Nous pensons, cependant, que les valeurs culturelles africaines ne doivent pas contredire les valeurs évangéliques. Elles doivent plutôt les enrichit pour mieux vivre l’africanité dans diversité, dans la multiculturalité et dans l’interculturalité au-delà du continent. Car, le fondement de la vie consacrée est l’Évangile, c’est-à-dire la vie du Christ. C’est le Christ qui nous donne un cœur et un esprit nouveau pour être des vrais témoins de son amour dans le monde entier.

En définitif, l’africanisation de la vie consacrée et missionnaire n’est pas à voir comme une banalisation, non plus comme une manière de relativiser les fondements de la consécration religieuse. Celle-ci, n’étant pas exclusivement une affaire d’occidentaux – car elle concerne aussi l’homme africain – doit être abordée dans toutes ses dimensions, en assumant les réalités propres pour mieux s’insérer dans les autres cultures et avec une attitude critique, claire et nette qui permet de discerner quels éléments sont évangéliques et lesquels ne le sont pas[20].     

 Kardi Bonavantura et Bangura Gbama Mark

[1] Concile Vatican II, Les Seize documents conciliaires : Texte Intégral, Gaudium et spes no53, Canada, Éditions Fides, 2007.

[2] Cf. https://via.library.depaul.edu/vincentiana/vol41/iss6/21, consulté le 30 juin 2020.

[3] F. Ambassa, Le diamant et la porcelaine. Valeurs et fragilités de la vie religieuse consacrée en Afrique. Mexico, Centro Théophile Verbiste, 2005, p. 55.

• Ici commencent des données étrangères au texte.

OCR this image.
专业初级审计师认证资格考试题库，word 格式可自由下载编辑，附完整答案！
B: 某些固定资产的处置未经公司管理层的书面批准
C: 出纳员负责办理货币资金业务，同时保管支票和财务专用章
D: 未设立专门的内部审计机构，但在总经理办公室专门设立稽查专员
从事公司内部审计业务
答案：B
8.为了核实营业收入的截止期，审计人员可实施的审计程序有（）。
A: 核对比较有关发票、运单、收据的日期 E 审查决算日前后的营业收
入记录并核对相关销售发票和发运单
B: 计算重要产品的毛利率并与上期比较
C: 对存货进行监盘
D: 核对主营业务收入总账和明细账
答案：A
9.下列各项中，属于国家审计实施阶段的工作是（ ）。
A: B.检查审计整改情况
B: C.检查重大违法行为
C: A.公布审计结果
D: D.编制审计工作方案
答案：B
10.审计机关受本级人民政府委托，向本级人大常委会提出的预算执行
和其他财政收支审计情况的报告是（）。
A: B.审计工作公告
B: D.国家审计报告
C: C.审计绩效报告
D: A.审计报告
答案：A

[4] Jean Paul II, Vita Consecrata,  n80.

[5] Cf. Commission Épiscopale pour les Religieux, La vie consacrée dans l’Église particulière du ZaïreInstruction et Directives de l’Épiscopat, Kinshasa, Éditions du Secrétariat General, 1981, p. 73.

[6] Cf. Concile Vatican II, Perfectae Caritate no 2.

[7] Cf. J. Abanda, Inculturer le célibat consacré en Afrique, Quezon City, Claretian Publication, 1994, p. 28.

[8] Cf. Benoît XVI, Exhortation Apostolique post-synodale Africae Munus, no 117.

[9] Idem.

[10] Cf. B. Ugeux, « Communauté interculturelles et mondialisation de la mission », in Spiritus no 149, 1997, p. 415.

[11] B. Ugeux, Art. cit., p. 416.

[12] Idem.

[13] Cf. Pape François, « Angélus de la journée de la vie consacrée », in Documentation Catholique no 2514, Paris, Bayard, 2014, pp. 39-40.

[14] J.A Malula, Méditation des vœux, Kinshasa, Saint Paul Afrique, 1976, p.8.

[15] M. Otene, Fidèle au Christ et à l’univers negro africain, Kinshasa, Éditions Saint Paul, 1980, p. 43.

[16]Cf. Ibidem, pp.13-14.

[17] Cf. M.O. Mendo Nguenda, Fidèlement Religieuse, Authentiquement africaine, Yaoundé, Centre Étude Africain, 1992. p.54.

[18] Cf. M. Otene, Célibat Consacré pour une Afrique assoiffée de fécondité, Kinshasa, Saint Paul Afrique, 1979, p. 6.

[19] Cf. M. Amaladoss, « Vie consacrée et mission », in Spiritus n° 149, 1997, p. 373.

[20] Cf. B. Ugeux, Art.cit., p. 418.